Begleitfahrzeuge sorgen für Ärger im Etappenfinale

Majerus bricht Tetricks Herz, macht Vos sauer und holt sich Gelb

Von Felix Mattis aus Norwich

Foto zu dem Text "Majerus bricht Tetricks Herz, macht Vos sauer und holt sich Gelb"
Christine Majerus (Boels-Dolmans) gewinnt die 1. Etappe der Aviva Women´s Tour zum Entsetzen von Marianne Vos (Rabo-Liv). Im Hintergrund leider Beinahe-Siegerin Alison Tetrick (Cylance). | Foto: Cor Vos

16.06.2016  |  (rsn) - Das Erste, was Christine Majerus (Boels-Dolmans) nach ihrer Zieldurchfahrt in Norwich zu hören bekam, waren Vorwürfe. Marianne Vos (Rabo-Liv) schimpfte auf sie ein und auch Giorgia Bronzini (Wiggle-High5) wurde gegenüber der Luxemburgerin sehr laut. Den beiden Ex-Weltmeisterinnen hatte nicht gefallen, wie Majerus sie gerade auf die Plätze zwei und drei verdrängt hatte, um sich den Auftaktsieg und damit das erste Gelbe Trikot der 3. Aviva Women's Tour zu sichern.

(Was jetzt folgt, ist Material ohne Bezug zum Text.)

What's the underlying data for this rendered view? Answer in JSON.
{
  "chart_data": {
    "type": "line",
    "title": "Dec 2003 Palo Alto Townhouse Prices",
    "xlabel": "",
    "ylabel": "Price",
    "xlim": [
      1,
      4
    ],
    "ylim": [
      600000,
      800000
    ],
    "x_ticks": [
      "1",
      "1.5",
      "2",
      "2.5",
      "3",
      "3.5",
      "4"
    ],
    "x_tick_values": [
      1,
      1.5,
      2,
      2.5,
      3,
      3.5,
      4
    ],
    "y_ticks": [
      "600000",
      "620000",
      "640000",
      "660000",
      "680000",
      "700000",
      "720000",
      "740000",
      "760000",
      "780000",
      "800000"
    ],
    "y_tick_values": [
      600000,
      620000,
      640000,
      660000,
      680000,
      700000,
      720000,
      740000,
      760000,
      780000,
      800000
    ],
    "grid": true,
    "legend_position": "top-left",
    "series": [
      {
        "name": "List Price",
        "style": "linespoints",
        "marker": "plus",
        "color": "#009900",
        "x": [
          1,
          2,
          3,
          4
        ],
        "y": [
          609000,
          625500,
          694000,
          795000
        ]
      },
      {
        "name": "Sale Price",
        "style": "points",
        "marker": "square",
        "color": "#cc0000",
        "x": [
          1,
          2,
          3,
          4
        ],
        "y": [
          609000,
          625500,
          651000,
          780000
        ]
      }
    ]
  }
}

In einer engen Rechts-Links-Kombination 150 Meter vor dem Ziel war es zur Berührung zwischen Majerus und Vos gekommen, wodurch die Niederländerin in Richtung Bande gedrängt wurde. Die UCI-Kommissäre studierten die Szene nach dem Rennen und befanden: alles in Ordnung.

"Aus meiner Sicht gibt es nicht viel dazu zu sagen. Es war ein sehr hektisches Finish und wir wussten, dass man richtig um seine Position kämpfen musste. Lucinda (Brand, Teamkollegin von Vos, d. Red.) hat mich in der Kurve zuvor auch gedoppelt und dann waren da Motorräder direkt vor uns, um die ich herum musste", erklärte Majerus. Und das war tatsächlich das eigentliche Problem: die Begleitfahrzeuge, die sich nicht rechtzeitig aus dem Staub gemacht hatten.

Die letzten 300 Meter der 138,5 Kilometer langen Auftaktetappe von Southwold nach Norwich führten bergan und beinhalteten 150 Meter vor dem Ziel noch eine enge Rechts- sowie eine Linkskurve auf die knapp 100 Meter lange Zielgerade. Und ausgerechnet vor dieser Kurvenkombination lief das sprintende Feld auf ein neutrales Begleitauto sowie drei Motorräder auf. Die kamen auf der engen Straße nicht an der förmlich stehenden Ausreißerin Alison Tetrick (Cylance Pro Cycling) vorbei, die nach einem 20-Kilometer-Solo erst 80 Meter vor dem Ziel eingeholt wurde.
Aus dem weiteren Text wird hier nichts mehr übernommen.